Frank Brangwyn was born in Bruges, Belgium, the son of an English father and Welsh mother. The family returned to London in 1874, Brangwyn’s father gaining work as a designer of buildings, embroideries and furniture. Although Brangwyn appears to have had little formal education, whether academic or artistic, his earliest mentors were three of the most influential men in design at the turn of the century: Arthur Heygate Mackmurdo, William Morris and Siegfried Bing. Between 1884 and 1887 Brangwyn travelled to Kent, Cornwall and Devon, before venturing further with trips to Turkey in 1888, South Africa in 1891, Spain in 1892 and Morocco in 1893.

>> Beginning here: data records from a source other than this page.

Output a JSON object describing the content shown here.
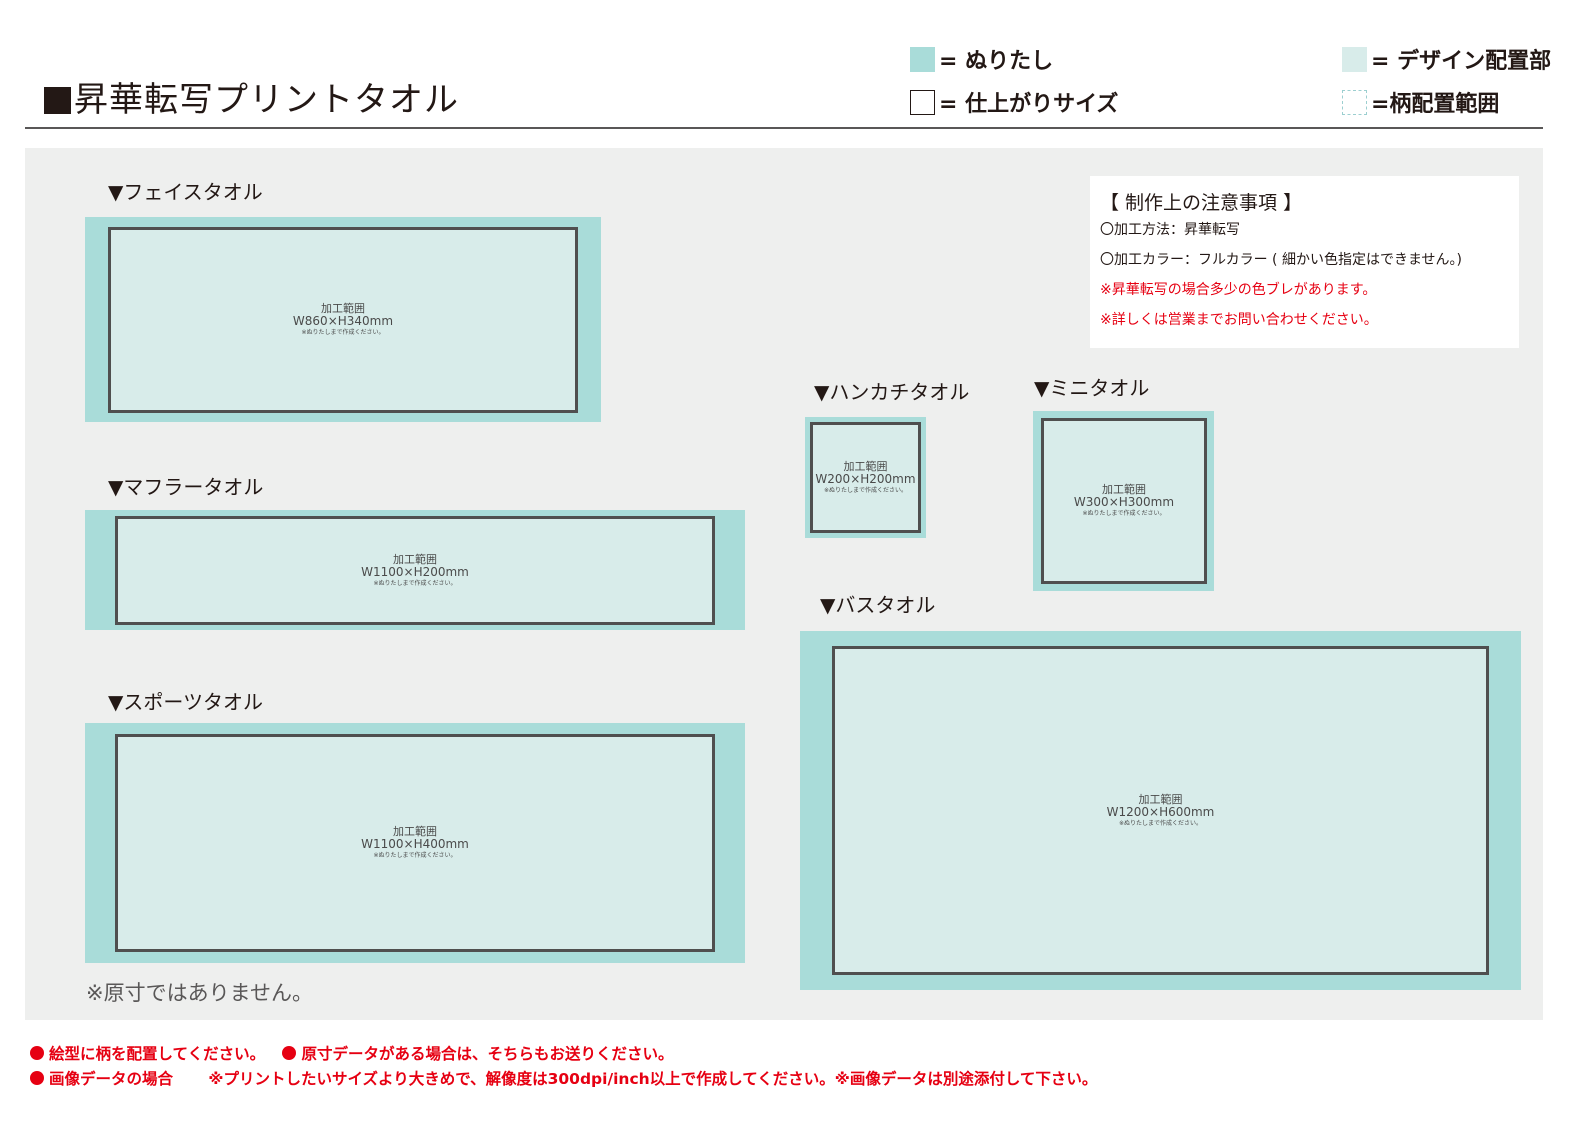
{
  "header": {
    "title": "昇華転写プリントタオル"
  },
  "legend": {
    "bleed": "= ぬりたし",
    "finish": "= 仕上がりサイズ",
    "design": "= デザイン配置部",
    "pattern": "=柄配置範囲"
  },
  "colors": {
    "bleed": "#a9dcd9",
    "design_area": "#d8ecea",
    "panel_bg": "#eeefee",
    "warning_red": "#e60012",
    "trim_line": "#4f4f4f"
  },
  "towels": [
    {
      "label": "▼フェイスタオル",
      "area_label": "加工範囲",
      "size": "W860×H340mm",
      "note": "※ぬりたしまで作成ください。"
    },
    {
      "label": "▼マフラータオル",
      "area_label": "加工範囲",
      "size": "W1100×H200mm",
      "note": "※ぬりたしまで作成ください。"
    },
    {
      "label": "▼スポーツタオル",
      "area_label": "加工範囲",
      "size": "W1100×H400mm",
      "note": "※ぬりたしまで作成ください。"
    },
    {
      "label": "▼ハンカチタオル",
      "area_label": "加工範囲",
      "size": "W200×H200mm",
      "note": "※ぬりたしまで作成ください。"
    },
    {
      "label": "▼ミニタオル",
      "area_label": "加工範囲",
      "size": "W300×H300mm",
      "note": "※ぬりたしまで作成ください。"
    },
    {
      "label": "▼バスタオル",
      "area_label": "加工範囲",
      "size": "W1200×H600mm",
      "note": "※ぬりたしまで作成ください。"
    }
  ],
  "notes": {
    "title": "【 制作上の注意事項 】",
    "lines": [
      "〇加工方法：昇華転写",
      "〇加工カラー：フルカラー ( 細かい色指定はできません。)",
      "※昇華転写の場合多少の色ブレがあります。",
      "※詳しくは営業までお問い合わせください。"
    ]
  },
  "not_actual_size": "※原寸ではありません。",
  "footer": {
    "line1_a": "絵型に柄を配置してください。",
    "line1_b": "原寸データがある場合は、そちらもお送りください。",
    "line2_a": "画像データの場合",
    "line2_b": "※プリントしたいサイズより大きめで、解像度は300dpi/inch以上で作成してください。※画像データは別途添付して下さい。"
  }
}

Brangwyn was an independent artist, an experimenter and innovator, capable of working on both large and small scale projects, ranging from murals, oil paintings, watercolours, etchings, woodcuts and lithographs to designs for architecture, interiors, stained glass, furniture, carpets, ceramics and jewellery, as well as book illustrations, bookplates and commercial posters. It is estimated that he produced over 12,000 works during his lifetime. Mural commissions included the Worshipful Company of Skinners, London (1902-09), St Aidan’s church, Leeds (1908-16), Manitoba Legislative Building, Winnipeg, Canada (1918-21), Christ’s Hospital, Horsham (1912-23), State Capitol, Jefferson City, USA (1915-25), the British Empire panels, Swansea (1925-32), and Rockefeller Center, New York (1930-34). Brangwyn married Lucy Ray in 1896 and took on the lease of Temple Lodge, Hammersmith, in 1900. In 1918 the artist purchased The Jointure, Ditchling, where he spent most of his time following his wife’s death in 1924. Elected RA in 1919, knighted in 1924, holder of countless artistic awards, Brangwyn was modest about his singular achievements, regarding art as an occupation and describing himself as a designer.